İspanya Yarımadası İslam dini ile Hicret’ten yüz yıl sonra tanışmıştı. Tarık bin Ziyad’ın Kuzey Afrika’dan gelerek İspanya’ya ayak basmasının ardından Müslümanlar tarihin en görkemli medeniyetlerinden birini inşa etmişlerdi. Ortaçağ'ın karanlık zihniyetinin her yere hakim olduğu, veba ile milyonların yok olduğu, yüzyıl savaşları ile milletlerin birbirlerini kırdığı dönemde İspanya ve Endülüs medeniyeti insanlığın yüz akıydı.

Endülüs 8 yüzyıl boyunca İslam medeniyetinin Avrupa’daki merkezi oldu. Avrupa, İslam medeniyeti sayesinde gelişen tıp, bilim, eğitim ve mimariden fazlasıyla faydalandı. Birçok tarihçi Avrupa Rönesansı'nın başlangıç noktasının Endülüs medeniyeti olduğunu düşünmekte ve Kordoba’yı "en yüksek medeniyet seviyesine sahip şehir" olarak göstermektedir. Ortaçağ Avrupası'ndaki bilimsel gelişmelerin İslam bilginlerinin eserleri vasıtasıyla gerçekleştiği konusunda da tam bir mutabakat vardır.[2]

Endülüs medeniyetinin en güzel örneklerinden biri olan Elhamra Sarayı da doğal çevre ile mükemmel bir uyuma sahipti. Son derece girift bir yapısı ve çok özel süslemeleri vardı. Endülüs’te yaşam alanlarında su ve yeşil tam bir uyum içindeydi. Saray, çağımızın çevre dostu yeşil binaları ile benzer özelliklere sahipti.

Endülüs muhteşem şehir mimarisi de doğayı koruyan özelliklere sahipti. Şehrin dört bir yanına yayılmış bahçe ve havuzlar, su değirmenleri ile taşınan sularla sulanmaktaydı. Bu bahçeler Kuran’daki cennet tasvirleri örnek alınarak tasarlanmıştı. Şehrin her noktasına göz alıcı bir ihtişam hakimdi.

Endülüs güzellik ve ihtişamın yanı sıra, bilim ve tıbbın da merkezi haline gelmişti. İslam bilginlerinin astronomi ve matematikte yaptıkları yeni keşifler çok kısa bir sürede İber Yarımadası'na ulaşıyordu. Batı dünyasının Newton, Descartes veya Fibonacci gibi önemli bilginleri eserlerinde Müslüman coğrafyalarında yazılan kitapları referans veriyorlardı. Müslüman doktorlar günümüz ameliyatlarına benzer cerrahi hassaslıkta operasyonlar gerçekleştirmekteydi. Michael Scot vasıtasıyla İtalya’ya taşınan İbni Rüşd'ün (Averroes) eserlerinin Avrupa Rönesansı'nın oluşmasında büyük etkisi olmuştu.

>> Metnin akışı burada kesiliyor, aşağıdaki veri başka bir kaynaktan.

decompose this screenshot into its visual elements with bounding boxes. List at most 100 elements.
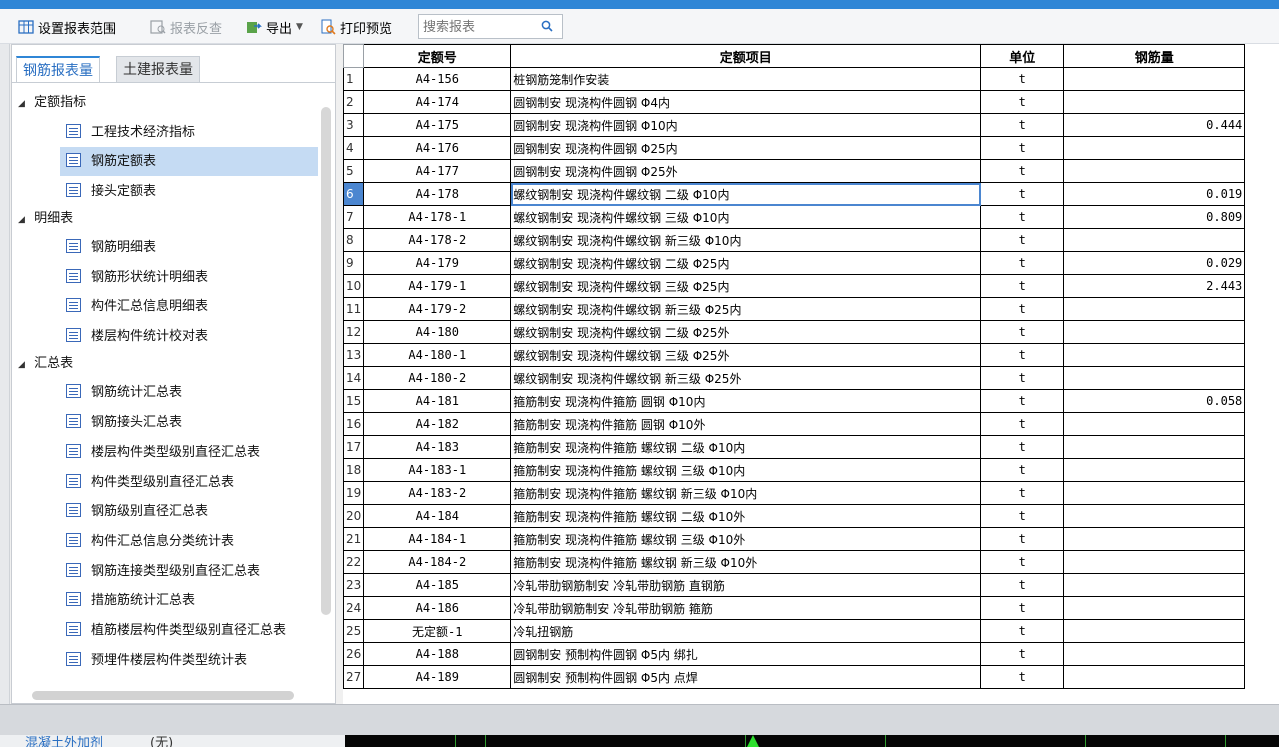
row-number[interactable]: 5 [343,159,365,183]
cell-quota-code[interactable]: A4-185 [363,573,512,597]
cell-quantity[interactable] [1063,366,1246,390]
cell-quantity[interactable] [1063,228,1246,252]
cell-quota-item[interactable]: 箍筋制安 现浇构件箍筋 螺纹钢 新三级 Φ10外 [510,550,982,574]
cell-unit[interactable]: t [980,343,1065,367]
row-number[interactable]: 1 [343,67,365,91]
cell-quota-item[interactable]: 桩钢筋笼制作安装 [510,67,982,91]
tree-item-shape-detail[interactable]: 钢筋形状统计明细表 [60,263,318,292]
tab-rebar-quantity[interactable]: 钢筋报表量 [16,56,100,82]
cell-quantity[interactable] [1063,458,1246,482]
cell-quota-code[interactable]: A4-180-2 [363,366,512,390]
table-row[interactable]: 16 A4-182 箍筋制安 现浇构件箍筋 圆钢 Φ10外 t [343,412,1246,436]
cell-unit[interactable]: t [980,642,1065,666]
cell-unit[interactable]: t [980,182,1065,206]
table-row[interactable]: 23 A4-185 冷轧带肋钢筋制安 冷轧带肋钢筋 直钢筋 t [343,573,1246,597]
tab-civil-quantity[interactable]: 土建报表量 [116,56,200,82]
row-number[interactable]: 18 [343,458,365,482]
cell-quota-code[interactable]: A4-175 [363,113,512,137]
tree-item-summary-10[interactable]: 预埋件楼层构件类型统计表 [60,646,318,675]
column-header-item[interactable]: 定额项目 [510,44,982,68]
cell-quantity[interactable]: 0.809 [1063,205,1246,229]
tree-group-quota[interactable]: ◢ 定额指标 [18,91,86,115]
table-row[interactable]: 13 A4-180-1 螺纹钢制安 现浇构件螺纹钢 三级 Φ25外 t [343,343,1246,367]
cell-quota-code[interactable]: A4-180 [363,320,512,344]
cell-quota-code[interactable]: A4-179-2 [363,297,512,321]
cell-unit[interactable]: t [980,274,1065,298]
collapse-triangle-icon[interactable]: ◢ [18,353,30,377]
cell-quota-code[interactable]: A4-177 [363,159,512,183]
table-row[interactable]: 11 A4-179-2 螺纹钢制安 现浇构件螺纹钢 新三级 Φ25内 t [343,297,1246,321]
cell-quota-item[interactable]: 箍筋制安 现浇构件箍筋 螺纹钢 三级 Φ10外 [510,527,982,551]
table-row[interactable]: 2 A4-174 圆钢制安 现浇构件圆钢 Φ4内 t [343,90,1246,114]
cell-quota-item[interactable]: 箍筋制安 现浇构件箍筋 圆钢 Φ10外 [510,412,982,436]
tree-group-summary[interactable]: ◢ 汇总表 [18,352,73,376]
cell-unit[interactable]: t [980,665,1065,689]
tree-item-summary-1[interactable]: 钢筋统计汇总表 [60,378,318,407]
cell-quantity[interactable] [1063,297,1246,321]
cell-quota-code[interactable]: A4-188 [363,642,512,666]
cell-quantity[interactable]: 2.443 [1063,274,1246,298]
cell-quota-code[interactable]: A4-176 [363,136,512,160]
cell-quota-item[interactable]: 箍筋制安 现浇构件箍筋 圆钢 Φ10内 [510,389,982,413]
report-review-button[interactable]: 报表反查 [150,17,222,37]
cell-quota-code[interactable]: A4-189 [363,665,512,689]
row-number[interactable]: 20 [343,504,365,528]
status-left-text[interactable]: 混凝土外加剂 [25,735,103,747]
cell-quota-item[interactable]: 螺纹钢制安 现浇构件螺纹钢 新三级 Φ10内 [510,228,982,252]
row-number[interactable]: 27 [343,665,365,689]
tree-vertical-scrollbar[interactable] [321,107,331,615]
table-row[interactable]: 5 A4-177 圆钢制安 现浇构件圆钢 Φ25外 t [343,159,1246,183]
cell-unit[interactable]: t [980,67,1065,91]
cell-quota-code[interactable]: A4-179-1 [363,274,512,298]
tree-item-rebar-quota[interactable]: 钢筋定额表 [60,147,318,176]
tree-item-rebar-detail[interactable]: 钢筋明细表 [60,233,318,262]
cell-quota-code[interactable]: A4-178 [363,182,512,206]
tree-item-summary-3[interactable]: 楼层构件类型级别直径汇总表 [60,438,318,467]
column-header-unit[interactable]: 单位 [980,44,1065,68]
cell-quota-item[interactable]: 圆钢制安 现浇构件圆钢 Φ25外 [510,159,982,183]
tree-item-joint-quota[interactable]: 接头定额表 [60,177,318,206]
table-row[interactable]: 9 A4-179 螺纹钢制安 现浇构件螺纹钢 二级 Φ25内 t 0.029 [343,251,1246,275]
cell-quantity[interactable] [1063,665,1246,689]
cell-quota-item[interactable]: 螺纹钢制安 现浇构件螺纹钢 二级 Φ10内 [510,182,982,206]
row-number[interactable]: 19 [343,481,365,505]
row-number[interactable]: 3 [343,113,365,137]
table-row[interactable]: 27 A4-189 圆钢制安 预制构件圆钢 Φ5内 点焊 t [343,665,1246,689]
cell-unit[interactable]: t [980,251,1065,275]
tree-item-summary-9[interactable]: 植筋楼层构件类型级别直径汇总表 [60,616,318,645]
cell-quantity[interactable] [1063,320,1246,344]
row-number[interactable]: 10 [343,274,365,298]
table-row[interactable]: 18 A4-183-1 箍筋制安 现浇构件箍筋 螺纹钢 三级 Φ10内 t [343,458,1246,482]
cell-quota-item[interactable]: 圆钢制安 现浇构件圆钢 Φ10内 [510,113,982,137]
collapse-triangle-icon[interactable]: ◢ [18,208,30,232]
set-range-button[interactable]: 设置报表范围 [18,17,116,37]
collapse-triangle-icon[interactable]: ◢ [18,92,30,116]
cell-unit[interactable]: t [980,136,1065,160]
cell-unit[interactable]: t [980,435,1065,459]
table-row[interactable]: 3 A4-175 圆钢制安 现浇构件圆钢 Φ10内 t 0.444 [343,113,1246,137]
row-number[interactable]: 6 [343,182,365,206]
cell-quantity[interactable] [1063,481,1246,505]
row-number[interactable]: 9 [343,251,365,275]
tree-item-floor-check[interactable]: 楼层构件统计校对表 [60,322,318,351]
cell-quantity[interactable] [1063,596,1246,620]
row-number[interactable]: 2 [343,90,365,114]
table-row[interactable]: 15 A4-181 箍筋制安 现浇构件箍筋 圆钢 Φ10内 t 0.058 [343,389,1246,413]
cell-quota-item[interactable]: 圆钢制安 预制构件圆钢 Φ5内 绑扎 [510,642,982,666]
table-row[interactable]: 6 A4-178 螺纹钢制安 现浇构件螺纹钢 二级 Φ10内 t 0.019 [343,182,1246,206]
cell-quota-code[interactable]: A4-174 [363,90,512,114]
search-input[interactable] [421,15,537,39]
cell-quantity[interactable] [1063,573,1246,597]
row-number[interactable]: 24 [343,596,365,620]
cell-quantity[interactable]: 0.029 [1063,251,1246,275]
cell-quota-code[interactable]: A4-183-2 [363,481,512,505]
cell-unit[interactable]: t [980,297,1065,321]
tree-group-detail[interactable]: ◢ 明细表 [18,207,73,231]
table-row[interactable]: 20 A4-184 箍筋制安 现浇构件箍筋 螺纹钢 二级 Φ10外 t [343,504,1246,528]
table-row[interactable]: 22 A4-184-2 箍筋制安 现浇构件箍筋 螺纹钢 新三级 Φ10外 t [343,550,1246,574]
cell-unit[interactable]: t [980,412,1065,436]
cell-quota-item[interactable]: 螺纹钢制安 现浇构件螺纹钢 二级 Φ25外 [510,320,982,344]
cell-unit[interactable]: t [980,550,1065,574]
table-row[interactable]: 19 A4-183-2 箍筋制安 现浇构件箍筋 螺纹钢 新三级 Φ10内 t [343,481,1246,505]
cell-quota-code[interactable]: A4-183 [363,435,512,459]
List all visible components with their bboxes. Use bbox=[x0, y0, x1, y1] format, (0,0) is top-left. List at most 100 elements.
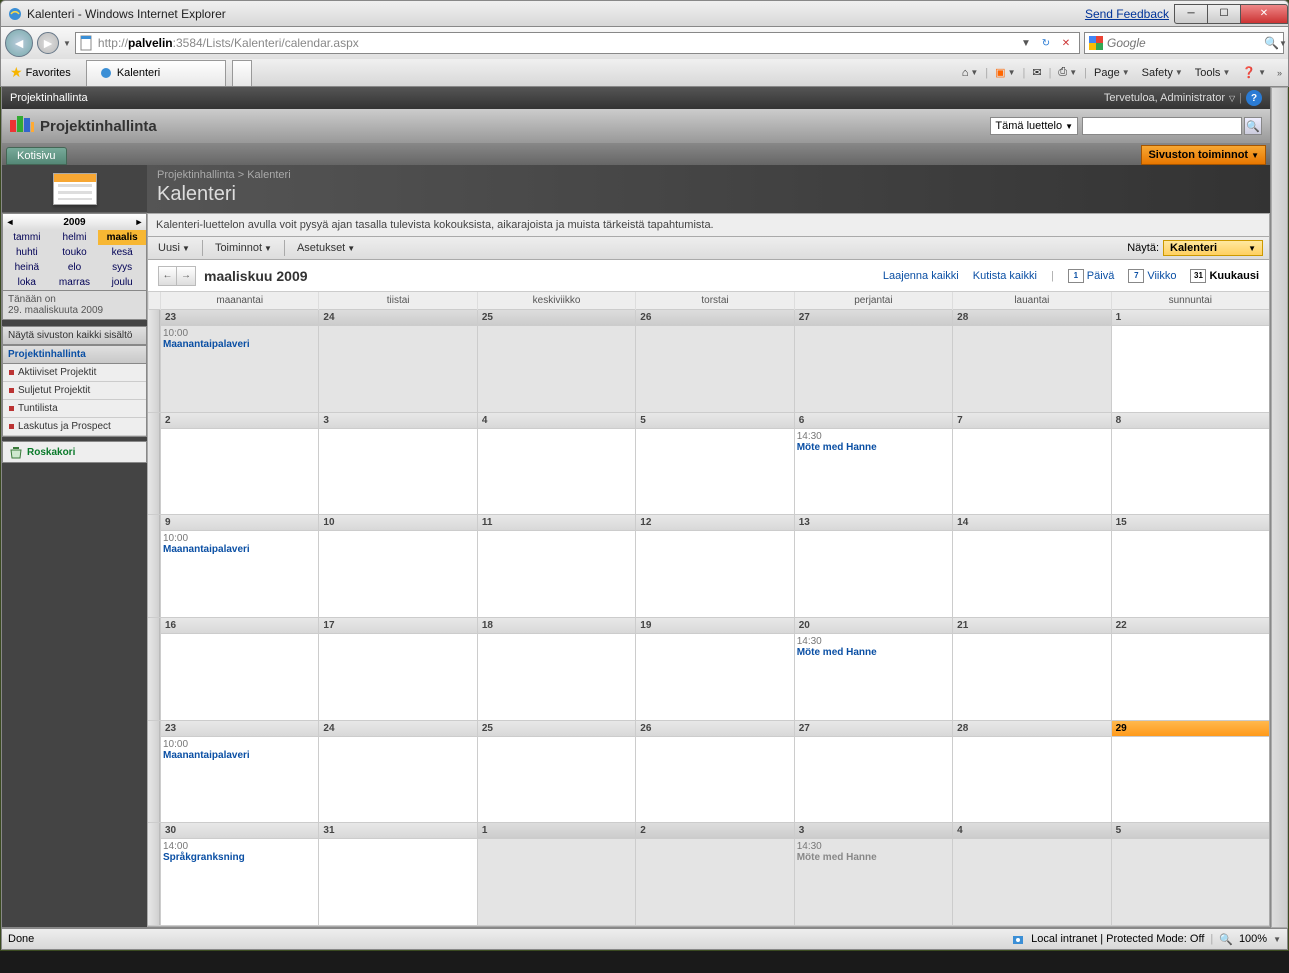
day-cell[interactable]: 17 bbox=[318, 618, 476, 720]
day-cell[interactable]: 5 bbox=[1111, 823, 1269, 925]
recycle-bin-link[interactable]: Roskakori bbox=[2, 441, 147, 463]
event-title[interactable]: Möte med Hanne bbox=[797, 442, 950, 453]
safety-menu[interactable]: Safety▼ bbox=[1137, 62, 1188, 84]
mini-month-helmi[interactable]: helmi bbox=[51, 230, 99, 245]
browser-tab[interactable]: Kalenteri bbox=[86, 60, 226, 86]
help-icon[interactable]: ? bbox=[1246, 90, 1262, 106]
favorites-button[interactable]: ★ Favorites bbox=[1, 61, 80, 85]
back-button[interactable]: ◄ bbox=[5, 29, 33, 57]
home-tab[interactable]: Kotisivu bbox=[6, 147, 67, 165]
event-title[interactable]: Möte med Hanne bbox=[797, 852, 950, 863]
zoom-icon[interactable]: 🔍 bbox=[1219, 933, 1233, 946]
mail-button[interactable]: ✉ bbox=[1027, 62, 1046, 84]
day-cell[interactable]: 22 bbox=[1111, 618, 1269, 720]
event-title[interactable]: Maanantaipalaveri bbox=[163, 750, 316, 761]
help-button[interactable]: ❓▼ bbox=[1237, 62, 1271, 84]
chevron-right-icon[interactable]: » bbox=[1277, 68, 1282, 78]
day-cell[interactable]: 29 bbox=[1111, 721, 1269, 823]
day-cell[interactable]: 2310:00Maanantaipalaveri bbox=[160, 310, 318, 412]
mini-month-tammi[interactable]: tammi bbox=[3, 230, 51, 245]
day-view-button[interactable]: 1Päivä bbox=[1068, 269, 1115, 283]
close-button[interactable]: ✕ bbox=[1240, 4, 1288, 24]
day-cell[interactable]: 3 bbox=[318, 413, 476, 515]
nav-item[interactable]: Suljetut Projektit bbox=[3, 382, 146, 400]
day-cell[interactable]: 28 bbox=[952, 310, 1110, 412]
day-cell[interactable]: 21 bbox=[952, 618, 1110, 720]
nav-item[interactable]: Aktiiviset Projektit bbox=[3, 364, 146, 382]
month-view-button[interactable]: 31Kuukausi bbox=[1190, 269, 1259, 283]
prev-month-button[interactable]: ← bbox=[159, 267, 177, 285]
event-title[interactable]: Möte med Hanne bbox=[797, 647, 950, 658]
event-title[interactable]: Maanantaipalaveri bbox=[163, 339, 316, 350]
day-cell[interactable]: 1 bbox=[1111, 310, 1269, 412]
home-button[interactable]: ⌂▼ bbox=[957, 62, 984, 84]
day-cell[interactable]: 18 bbox=[477, 618, 635, 720]
maximize-button[interactable]: ☐ bbox=[1207, 4, 1241, 24]
address-dropdown[interactable]: ▼ bbox=[1016, 33, 1036, 53]
next-month-button[interactable]: → bbox=[177, 267, 195, 285]
sp-search-button[interactable]: 🔍 bbox=[1244, 117, 1262, 135]
print-button[interactable]: ⎙▼ bbox=[1053, 62, 1082, 84]
search-box[interactable]: 🔍 ▼ bbox=[1084, 32, 1284, 54]
nav-dropdown[interactable]: ▼ bbox=[63, 39, 71, 48]
day-cell[interactable]: 15 bbox=[1111, 515, 1269, 617]
day-cell[interactable]: 26 bbox=[635, 721, 793, 823]
view-all-content-link[interactable]: Näytä sivuston kaikki sisältö bbox=[2, 326, 147, 345]
event-title[interactable]: Maanantaipalaveri bbox=[163, 544, 316, 555]
week-view-button[interactable]: 7Viikko bbox=[1128, 269, 1176, 283]
day-cell[interactable]: 27 bbox=[794, 310, 952, 412]
site-actions-button[interactable]: Sivuston toiminnot ▼ bbox=[1141, 145, 1266, 165]
mini-month-kesä[interactable]: kesä bbox=[98, 245, 146, 260]
event-title[interactable]: Språkgranksning bbox=[163, 852, 316, 863]
day-cell[interactable]: 910:00Maanantaipalaveri bbox=[160, 515, 318, 617]
day-cell[interactable]: 25 bbox=[477, 310, 635, 412]
sp-search-input[interactable] bbox=[1082, 117, 1242, 135]
day-cell[interactable]: 7 bbox=[952, 413, 1110, 515]
mini-month-marras[interactable]: marras bbox=[51, 275, 99, 290]
site-link[interactable]: Projektinhallinta bbox=[10, 92, 88, 104]
day-cell[interactable]: 24 bbox=[318, 310, 476, 412]
day-cell[interactable]: 19 bbox=[635, 618, 793, 720]
day-cell[interactable]: 25 bbox=[477, 721, 635, 823]
nav-section-header[interactable]: Projektinhallinta bbox=[2, 345, 147, 364]
day-cell[interactable]: 10 bbox=[318, 515, 476, 617]
nav-item[interactable]: Tuntilista bbox=[3, 400, 146, 418]
mini-month-maalis[interactable]: maalis bbox=[98, 230, 146, 245]
day-cell[interactable]: 14 bbox=[952, 515, 1110, 617]
vertical-scrollbar[interactable] bbox=[1271, 87, 1288, 928]
day-cell[interactable]: 2310:00Maanantaipalaveri bbox=[160, 721, 318, 823]
mini-month-loka[interactable]: loka bbox=[3, 275, 51, 290]
day-cell[interactable]: 4 bbox=[952, 823, 1110, 925]
day-cell[interactable]: 27 bbox=[794, 721, 952, 823]
mini-month-touko[interactable]: touko bbox=[51, 245, 99, 260]
day-cell[interactable]: 314:30Möte med Hanne bbox=[794, 823, 952, 925]
mini-month-syys[interactable]: syys bbox=[98, 260, 146, 275]
day-cell[interactable]: 614:30Möte med Hanne bbox=[794, 413, 952, 515]
week-handle[interactable] bbox=[148, 721, 160, 823]
day-cell[interactable]: 31 bbox=[318, 823, 476, 925]
nav-item[interactable]: Laskutus ja Prospect bbox=[3, 418, 146, 436]
forward-button[interactable]: ► bbox=[37, 32, 59, 54]
minimize-button[interactable]: ─ bbox=[1174, 4, 1208, 24]
search-input[interactable] bbox=[1107, 36, 1264, 50]
site-title[interactable]: Projektinhallinta bbox=[40, 118, 990, 135]
day-cell[interactable]: 2 bbox=[160, 413, 318, 515]
day-cell[interactable]: 13 bbox=[794, 515, 952, 617]
mini-next-button[interactable]: ► bbox=[132, 217, 146, 227]
new-tab-button[interactable] bbox=[232, 60, 252, 86]
welcome-text[interactable]: Tervetuloa, Administrator bbox=[1104, 92, 1225, 104]
day-cell[interactable]: 26 bbox=[635, 310, 793, 412]
day-cell[interactable]: 5 bbox=[635, 413, 793, 515]
mini-prev-button[interactable]: ◄ bbox=[3, 217, 17, 227]
day-cell[interactable]: 24 bbox=[318, 721, 476, 823]
mini-month-joulu[interactable]: joulu bbox=[98, 275, 146, 290]
mini-month-huhti[interactable]: huhti bbox=[3, 245, 51, 260]
search-go-button[interactable]: 🔍 bbox=[1264, 36, 1279, 50]
day-cell[interactable]: 4 bbox=[477, 413, 635, 515]
day-cell[interactable]: 2 bbox=[635, 823, 793, 925]
expand-all-link[interactable]: Laajenna kaikki bbox=[883, 270, 959, 282]
refresh-button[interactable]: ↻ bbox=[1036, 33, 1056, 53]
search-scope-dropdown[interactable]: Tämä luettelo ▼ bbox=[990, 117, 1078, 135]
breadcrumb-parent[interactable]: Projektinhallinta bbox=[157, 169, 235, 181]
settings-button[interactable]: Asetukset▼ bbox=[293, 242, 359, 254]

Avrupa moda ile de Endülüs üzerinden tanışmıştı. İtalyan terziler İslam dünyasından gelen kumaşları dikerek ün salmaya başladılar. Müslüman dünyasındaki tezgahlarda dokunan kumaşların kalitesi Avrupa’dakilerin kat kat üzerindeydi. Müslüman müzisyen Ziryap farklı mevsimlere ve günün farklı saatlerine has giyim kültürünü Endülüs’e getirdi. Diş macunu, deodorant gibi kişisel hijyen malzemeleri Ziryab vasıtasıyla önce İber’e, oradan da Avrupa’ya geldi.

Endülüs devleti Müslümanlar, Hıristiyanlar ve Yahudilerin birlikte konfor içinde yaşadığı sosyal bir devlet idi. Devre ait birçok eser 3 dine mensup sanatçıların yeteneklerini sergilemekteydi. Dönemin camilerinde Yahudi taş ustalarının yanı sıra Hıristiyan marangozların da emekleri vardı.

Endülüs İslam medeniyeti 800 yılda 80 bin saray ve konak, 80 okul, 600 cami ve 600 han inşa etmişti. Ne var ki bu büyük eserlerden günümüze kalanların sayısı 10’larla ifade edilmektedir. Geriye kalan önemli eserlerden Kordoba Camisi katedrale dönüşmüştür. Mimari şaheser Alkazar Sarayı ise Kral Ferdinand ve Kraliçe Isabel tarafından Engizisyon mahkemelerinin genel merkezi olarak kullanmıştır. Endülüs’ün Arap Havuzları da işkencehaneye çevrilmiştir.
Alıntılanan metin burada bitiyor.